Step 1 above involves the area of "design of experiments" in which the
process by which the data are to be collected is determined based upon
the objectives of the study and the limitations imposed (e.g. cost,
time, available personnel, accessibility of the study area, etc.).
Design implies that the scientist considers alternative methods to
collect the data (e.g. spatial sampling for field observations,
different experimental setups for laboratory experiments), as well as
the manner in which the factors deemed to affect the data collection
are manipulated (e.g. if you wish to determine response of an
organism's behavior such as it's respiration rate to temperature, how
many different temperature treatments are applied, in what order and
for how long).
Step 2 in the process is typically called "descriptive statistics" in
which the objective is to abstract out certain properties of the data
in order to better interpret them. The assumption here is that the data
are too complex to understand well by simply looking at them as lists
or tables. The simplest example of this is the computation of an
"average" value of the data. Many of us obtain a better grasp of a data
set by having some summary of the data available, particularly in
graphical form, rather than simply a tabular elaboration of the data.
Note that whatever methods are utilized here, there is a loss of
information associated with the description provided - the description
(e.g. the average value of the data) does not include the full amount
of information in the complete data set. An objective in descriptive
statistics is to choose the appropriate level of description between
complete enumeration of the data, and a coarse simple summary (such as
a mean), so as to be able to address the questions you posed in the
first place.
Step 3 in the process typically involves the area of inferential
statistics - parameter estimation and hypothesis testing. These refer
to using the data to determine estimates of values of particular
interest (respiration rate, photosynthetic rate, hemoglobin level,
etc.) from the observations, a process called parameter estimation. One
might then use the data to evaluate hypotheses (respiration rate
increases with temperature, the hemoglobin content of two species
differs) in which one compares a "null hypothesis" (respiration rate is
independent of temperature) to an "alternative hypothesis" (respiration
rate increases with temperature).
Step 4 uses the results of the inferential statistics developed to
evaluate the results of the observations and provide an interpretation
of the results (there is a significant effect of temperature on
respiration, and this implies that the species has limited lattitudinal
range due to the effects of temperature; two species differ
significantly in their photosynthetic rate and you expect one species
to outcompete the other under certain environmental conditions).

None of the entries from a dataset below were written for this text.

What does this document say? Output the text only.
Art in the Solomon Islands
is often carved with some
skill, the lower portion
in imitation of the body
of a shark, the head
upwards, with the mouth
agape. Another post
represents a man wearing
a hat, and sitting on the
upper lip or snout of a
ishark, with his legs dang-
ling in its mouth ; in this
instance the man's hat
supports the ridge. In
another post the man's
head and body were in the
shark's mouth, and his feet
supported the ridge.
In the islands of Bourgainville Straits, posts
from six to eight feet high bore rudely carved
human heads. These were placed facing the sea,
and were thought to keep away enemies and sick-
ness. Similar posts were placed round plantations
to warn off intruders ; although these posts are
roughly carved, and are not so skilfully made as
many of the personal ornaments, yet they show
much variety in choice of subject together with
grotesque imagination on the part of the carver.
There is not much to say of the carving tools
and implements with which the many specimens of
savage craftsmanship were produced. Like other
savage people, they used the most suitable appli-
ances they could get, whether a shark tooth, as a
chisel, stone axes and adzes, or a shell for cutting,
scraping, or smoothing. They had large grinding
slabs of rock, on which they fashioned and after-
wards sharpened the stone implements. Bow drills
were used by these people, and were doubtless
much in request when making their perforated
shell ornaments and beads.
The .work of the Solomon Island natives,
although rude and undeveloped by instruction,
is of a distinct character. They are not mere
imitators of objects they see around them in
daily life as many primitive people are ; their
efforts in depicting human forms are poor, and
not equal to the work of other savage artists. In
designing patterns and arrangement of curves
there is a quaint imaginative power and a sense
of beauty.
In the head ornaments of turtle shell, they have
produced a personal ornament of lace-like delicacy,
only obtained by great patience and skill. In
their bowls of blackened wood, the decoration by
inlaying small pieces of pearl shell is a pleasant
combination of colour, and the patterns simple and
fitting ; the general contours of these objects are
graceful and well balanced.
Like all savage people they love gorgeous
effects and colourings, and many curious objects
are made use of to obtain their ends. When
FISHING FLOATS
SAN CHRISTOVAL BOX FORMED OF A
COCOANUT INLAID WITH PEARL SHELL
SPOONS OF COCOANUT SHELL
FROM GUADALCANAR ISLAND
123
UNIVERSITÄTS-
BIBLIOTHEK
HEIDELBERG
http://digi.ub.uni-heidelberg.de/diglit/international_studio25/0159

This course will focus on the descriptive statistics aspects of the
above process. All life scientists are well served by being exposed to
a formal statistics course that includes aspects of experimental
design and hypothesis testing however, so you are encouraged to enhance
your training in this area beyond the limited coverage included here.
The emphasis on descriptive statistics here arises due to regular
comments by life science faculty that an extremely important aspect of
quantitative training for their students is the ability to interpret
graphs, and utilize diverse graphical approaches to explain and
interpret experiments.